К этому страшному человеку решился идти наш будущий импровизатор. Как скоро его впустили, он бросился доктору на колени и сказал: «Господин доктор! Господин Сегелиель! Вы видите пред собою несчастнейшего человека в свете: природа дала мне страсть к стихотворству, но отняла у меня все средства следовать этому влечению. Нет у меня способности мыслить, нет способности выражаться; хочу говорить – слова забываю, хочу писать – еще хуже; не мог же бог осудить меня па такое вечное страдание! Я уверен, что мое несчастие происходит от какой-нибудь болезни, от какой-то нравственной натуги, которую вы можете вылечить».
– Вишь, Адамовы сынки, – сказал доктор (это была его любимая поговорка в веселый час), – Адамовы детки! Все помнят батюшкину привилегию; им бы все без труда доставалось! И получше вас работают на сем свете. Но, впрочем, так уж и быть, – прибавил он, помолчав, – я тебе помогу; да ты ведь знаешь, у меня есть свои условия…
– Какие хотите, господин доктор! – что б вы ни предложили, на все буду согласен; все лучше, нежели умирать ежеминутно.
– И тебя не испугало все, что в вашем городе про меня рассказывают?
– Нет, господин доктор! Хуже того положения, в котором я теперь нахожусь, вы не выдумаете. (Доктор засмеялся.) Я буду с вами откровенен: не одна поэзия, не одно желание славы привели меня к вам; но и другое чувство, более нежное… Будь я половчее на письме, я бы мог обеспечить мое состояние, и тогда бы моя Шарлотта была ко мне благосклоннее… Вы понимаете меня, господин доктор?
– Вот это я люблю, – вскричал Сегелиель, – я, как наша матушка инквизиция, до смерти люблю откровенность и полную ко мне доверенность; беда бывает только тому, кто захочет с нами хитрить. Но ты, я вижу, человек прямой и откровенный; и надобно наградить тебя по достоинству. Итак, мы соглашаемся исполнить твою просьбу и дать тебе способность производить без труда; но первым условием нашим будет то, что эта способность никогда тебя не оставит: согласен ли ты на это?
– Вы шутите надо мною, господин Сегелиель!
– Нет, я человек откровенный и не люблю скрывать ничего от люден, мне предающихся. Слушай и пойми меня хорошенько: способность, которую я даю тебе, сделается частик тебя самого; она не оставит тебя ни на минуту в жизни, с тобою будет расти, созревать и умрет вместо с тобою.
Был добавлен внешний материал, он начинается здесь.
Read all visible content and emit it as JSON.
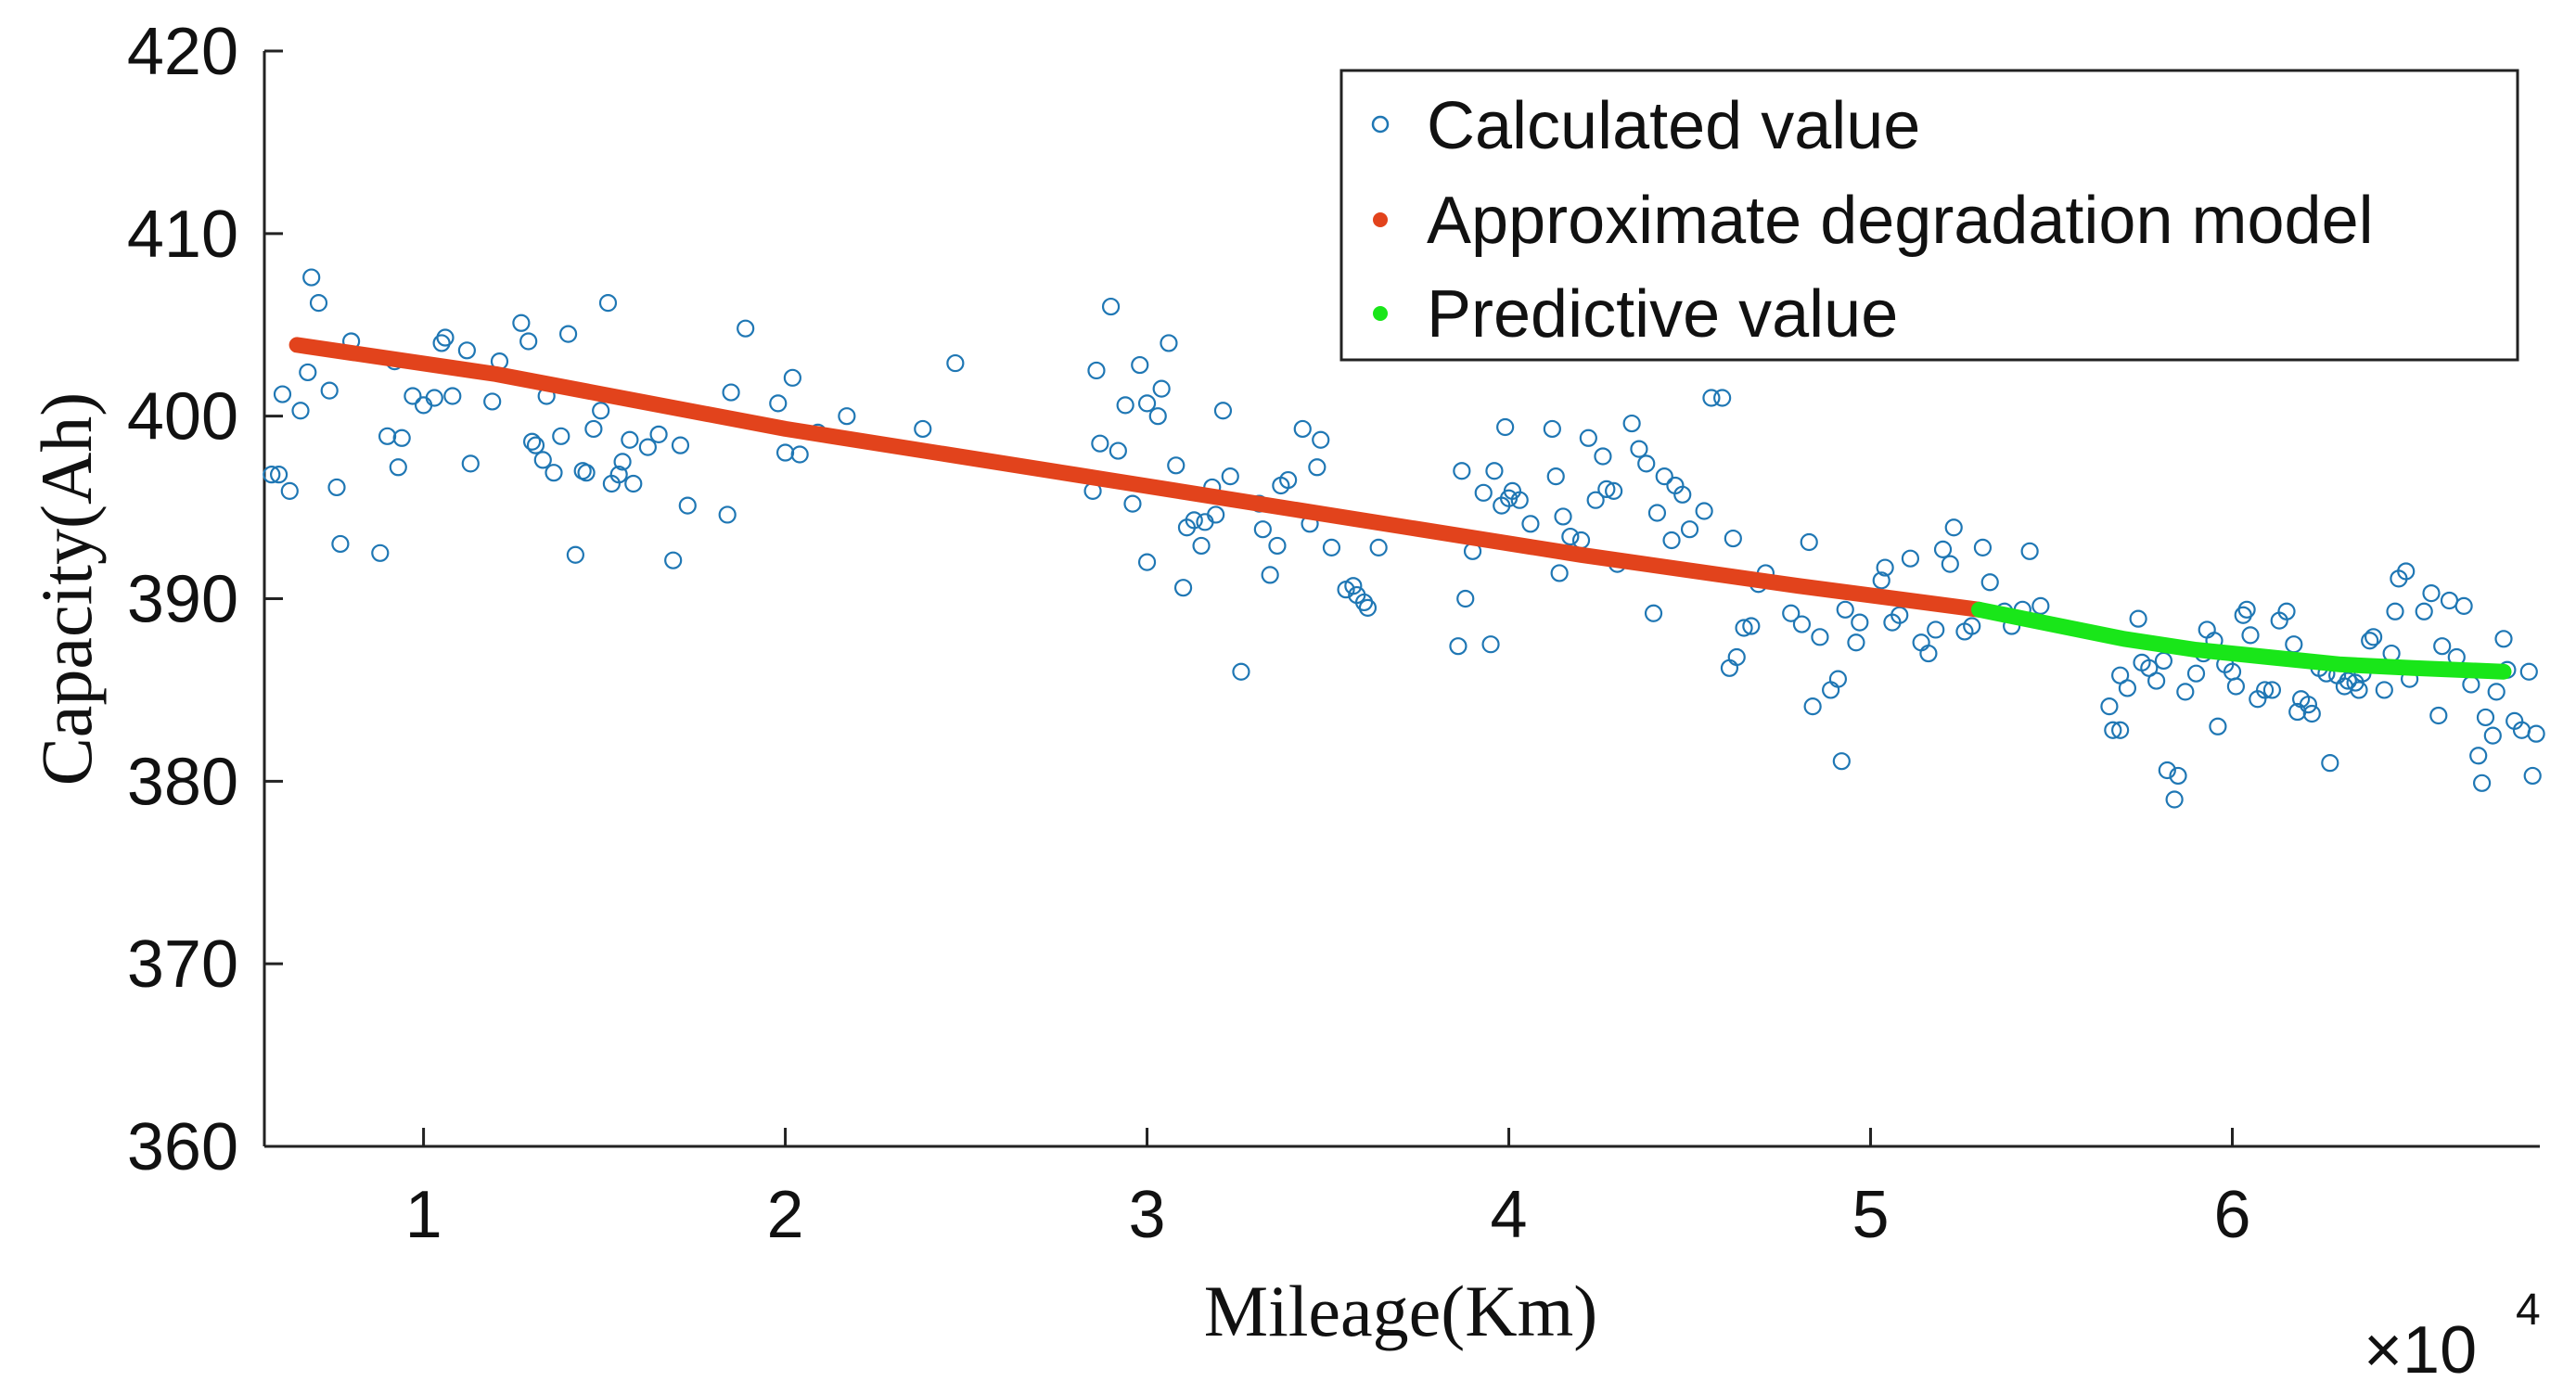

Согласен ли ты на это?
– Какое же в том сомнение, г. доктор?
– Хорошо. Другое мое условие состоит в следующем: ты будешь все видеть, все знать, все понимать. Согласен ли ты на это?
– Вы, право, шутите, господин доктор! Я не знаю, как благодарить вас… Вместо одного добра вы даете мне два, как же на это не согласиться!
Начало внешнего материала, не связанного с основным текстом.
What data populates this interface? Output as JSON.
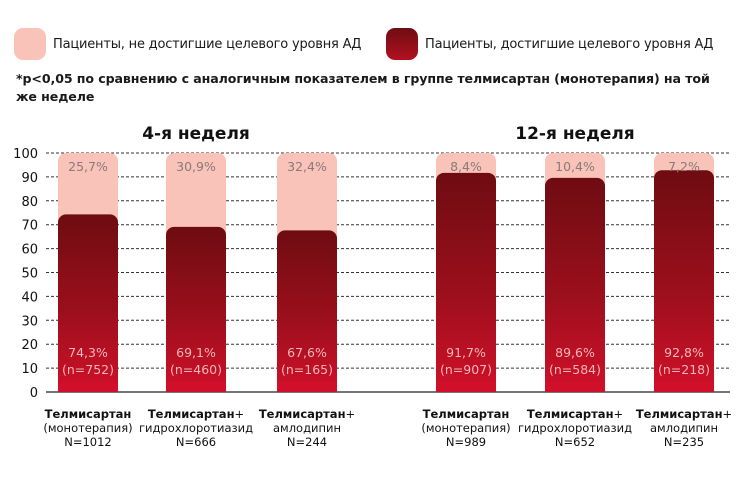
{
  "legend": [
    {
      "label": "Пациенты, не достигшие целевого уровня АД",
      "color": "#f9c3b9"
    },
    {
      "label": "Пациенты, достигшие целевого уровня АД",
      "color": "#a3101d"
    }
  ],
  "note": "*p<0,05 по сравнению с аналогичным показателем в группе телмисартан (монотерапия) на той же неделе",
  "chart_data": {
    "type": "bar",
    "stacked": true,
    "ylim": [
      0,
      100
    ],
    "yticks": [
      0,
      10,
      20,
      30,
      40,
      50,
      60,
      70,
      80,
      90,
      100
    ],
    "grid": "dashed-horizontal",
    "groups": [
      {
        "title": "4-я неделя",
        "bars": [
          {
            "name_bold": "Телмисартан",
            "name_rest": "",
            "line2": "(монотерапия)",
            "line3": "N=1012",
            "achieved": 74.3,
            "achieved_label": "74,3%",
            "n_label": "(n=752)",
            "not_achieved": 25.7,
            "not_achieved_label": "25,7%"
          },
          {
            "name_bold": "Телмисартан",
            "name_rest": "+",
            "line2": "гидрохлоротиазид",
            "line3": "N=666",
            "achieved": 69.1,
            "achieved_label": "69,1%",
            "n_label": "(n=460)",
            "not_achieved": 30.9,
            "not_achieved_label": "30,9%"
          },
          {
            "name_bold": "Телмисартан",
            "name_rest": "+",
            "line2": "амлодипин",
            "line3": "N=244",
            "achieved": 67.6,
            "achieved_label": "67,6%",
            "n_label": "(n=165)",
            "not_achieved": 32.4,
            "not_achieved_label": "32,4%"
          }
        ]
      },
      {
        "title": "12-я неделя",
        "bars": [
          {
            "name_bold": "Телмисартан",
            "name_rest": "",
            "line2": "(монотерапия)",
            "line3": "N=989",
            "achieved": 91.7,
            "achieved_label": "91,7%",
            "n_label": "(n=907)",
            "not_achieved": 8.4,
            "not_achieved_label": "8,4%"
          },
          {
            "name_bold": "Телмисартан",
            "name_rest": "+",
            "line2": "гидрохлоротиазид",
            "line3": "N=652",
            "achieved": 89.6,
            "achieved_label": "89,6%",
            "n_label": "(n=584)",
            "not_achieved": 10.4,
            "not_achieved_label": "10,4%"
          },
          {
            "name_bold": "Телмисартан",
            "name_rest": "+",
            "line2": "амлодипин",
            "line3": "N=235",
            "achieved": 92.8,
            "achieved_label": "92,8%",
            "n_label": "(n=218)",
            "not_achieved": 7.2,
            "not_achieved_label": "7,2%"
          }
        ]
      }
    ]
  }
}
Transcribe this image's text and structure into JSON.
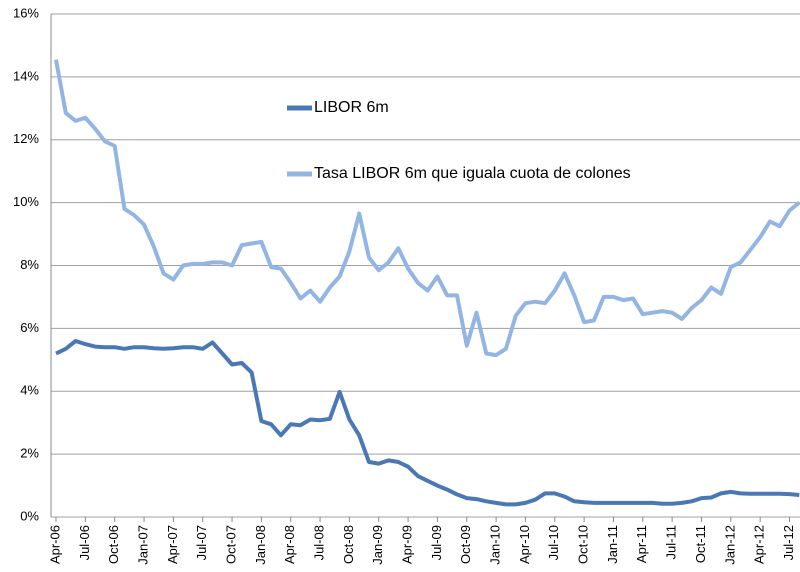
{
  "chart_data": {
    "type": "line",
    "categories": [
      "Apr-06",
      null,
      null,
      "Jul-06",
      null,
      null,
      "Oct-06",
      null,
      null,
      "Jan-07",
      null,
      null,
      "Apr-07",
      null,
      null,
      "Jul-07",
      null,
      null,
      "Oct-07",
      null,
      null,
      "Jan-08",
      null,
      null,
      "Apr-08",
      null,
      null,
      "Jul-08",
      null,
      null,
      "Oct-08",
      null,
      null,
      "Jan-09",
      null,
      null,
      "Apr-09",
      null,
      null,
      "Jul-09",
      null,
      null,
      "Oct-09",
      null,
      null,
      "Jan-10",
      null,
      null,
      "Apr-10",
      null,
      null,
      "Jul-10",
      null,
      null,
      "Oct-10",
      null,
      null,
      "Jan-11",
      null,
      null,
      "Apr-11",
      null,
      null,
      "Jul-11",
      null,
      null,
      "Oct-11",
      null,
      null,
      "Jan-12",
      null,
      null,
      "Apr-12",
      null,
      null,
      "Jul-12",
      null
    ],
    "series": [
      {
        "name": "LIBOR 6m",
        "color": "#4a78b5",
        "values": [
          5.2,
          5.35,
          5.6,
          5.5,
          5.42,
          5.4,
          5.4,
          5.35,
          5.4,
          5.4,
          5.37,
          5.35,
          5.37,
          5.4,
          5.4,
          5.35,
          5.55,
          5.2,
          4.85,
          4.9,
          4.6,
          3.05,
          2.95,
          2.6,
          2.95,
          2.92,
          3.1,
          3.08,
          3.12,
          3.98,
          3.1,
          2.6,
          1.75,
          1.7,
          1.8,
          1.75,
          1.6,
          1.3,
          1.15,
          1.0,
          0.87,
          0.72,
          0.6,
          0.57,
          0.5,
          0.45,
          0.4,
          0.4,
          0.45,
          0.55,
          0.75,
          0.75,
          0.65,
          0.5,
          0.47,
          0.45,
          0.45,
          0.45,
          0.45,
          0.45,
          0.45,
          0.45,
          0.42,
          0.42,
          0.45,
          0.5,
          0.6,
          0.62,
          0.75,
          0.8,
          0.75,
          0.74,
          0.74,
          0.74,
          0.74,
          0.73,
          0.7
        ]
      },
      {
        "name": "Tasa LIBOR 6m que iguala cuota de colones",
        "color": "#93b5e3",
        "values": [
          14.55,
          12.85,
          12.6,
          12.7,
          12.35,
          11.95,
          11.8,
          9.8,
          9.6,
          9.3,
          8.6,
          7.75,
          7.55,
          8.0,
          8.05,
          8.05,
          8.1,
          8.1,
          8.0,
          8.65,
          8.7,
          8.75,
          7.95,
          7.9,
          7.45,
          6.95,
          7.2,
          6.85,
          7.3,
          7.65,
          8.45,
          9.65,
          8.25,
          7.85,
          8.1,
          8.55,
          7.9,
          7.45,
          7.2,
          7.65,
          7.05,
          7.05,
          5.45,
          6.5,
          5.2,
          5.15,
          5.35,
          6.4,
          6.8,
          6.85,
          6.8,
          7.2,
          7.75,
          7.05,
          6.2,
          6.25,
          7.0,
          7.0,
          6.9,
          6.95,
          6.45,
          6.5,
          6.55,
          6.5,
          6.3,
          6.65,
          6.9,
          7.3,
          7.1,
          7.95,
          8.1,
          8.5,
          8.9,
          9.4,
          9.25,
          9.75,
          10.0
        ]
      }
    ],
    "ylim": [
      0,
      16
    ],
    "yticks": [
      {
        "value": 0,
        "label": "0%"
      },
      {
        "value": 2,
        "label": "2%"
      },
      {
        "value": 4,
        "label": "4%"
      },
      {
        "value": 6,
        "label": "6%"
      },
      {
        "value": 8,
        "label": "8%"
      },
      {
        "value": 10,
        "label": "10%"
      },
      {
        "value": 12,
        "label": "12%"
      },
      {
        "value": 14,
        "label": "14%"
      },
      {
        "value": 16,
        "label": "16%"
      }
    ],
    "grid": true
  }
}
– Пойми меня хорошенько: ты будешь все знать, все видеть, все понимать. – Вы благодетельнейший из людей, господин Сегелиель!
– Так ты согласен?
– Без сомнения; нужна вам расписка?
– Не нужно! Это было хорошо в то время, когда не существовало между людьми заемных писем; а теперь люди стали хитры; обойдемся и без расписки; сказанного слова так же топором не вырубишь, как и писанного. Ничто в свете, любезный приятель, ничто не забывается и не уничтожается.
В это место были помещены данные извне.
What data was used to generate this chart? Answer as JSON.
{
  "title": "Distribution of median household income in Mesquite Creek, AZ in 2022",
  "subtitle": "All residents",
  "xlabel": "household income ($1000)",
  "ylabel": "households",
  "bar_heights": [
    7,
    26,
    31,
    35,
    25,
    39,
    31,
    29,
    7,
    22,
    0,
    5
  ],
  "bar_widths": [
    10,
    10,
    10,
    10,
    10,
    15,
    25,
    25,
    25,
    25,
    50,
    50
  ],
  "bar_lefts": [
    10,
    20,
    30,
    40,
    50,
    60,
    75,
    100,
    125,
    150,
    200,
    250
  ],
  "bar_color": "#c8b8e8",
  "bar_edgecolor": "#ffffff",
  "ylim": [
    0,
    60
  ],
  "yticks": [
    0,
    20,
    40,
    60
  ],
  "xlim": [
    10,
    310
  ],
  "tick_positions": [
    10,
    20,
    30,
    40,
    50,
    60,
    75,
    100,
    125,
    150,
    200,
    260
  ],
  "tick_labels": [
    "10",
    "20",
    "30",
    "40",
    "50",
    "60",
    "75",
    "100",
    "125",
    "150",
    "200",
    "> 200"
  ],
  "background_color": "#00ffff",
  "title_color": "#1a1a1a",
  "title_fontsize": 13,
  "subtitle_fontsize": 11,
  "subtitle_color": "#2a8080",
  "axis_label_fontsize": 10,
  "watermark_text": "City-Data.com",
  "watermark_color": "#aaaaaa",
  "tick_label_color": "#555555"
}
С этими словами Сегелиель положил одну руку на голову поэта, а другую на его сердце, и самым торжественным голосом проговорил:
«От тайных чар прими ты дар: обо всем размышлять, все па свете читать, говорить и писать, красно и легко, слезно и смешно, стихами и в прозе, в тепле и морозе, наяву и во сне, на столе, на песке, ножом и пером, рукой, языком, смеясь и в слезах, па всех языках…»
Сегелиель сунул в руку поэту какую-то бумагу и поворотил его к дверям.
Когда Кипрпяно вышел от Сегелиеля, то доктор с хохотом закричал: «Пепе! фризовую шинель!» – «Агу!» – раздалось со всех полок докторской библиотеки, как во 2-м действии Фрейшюца.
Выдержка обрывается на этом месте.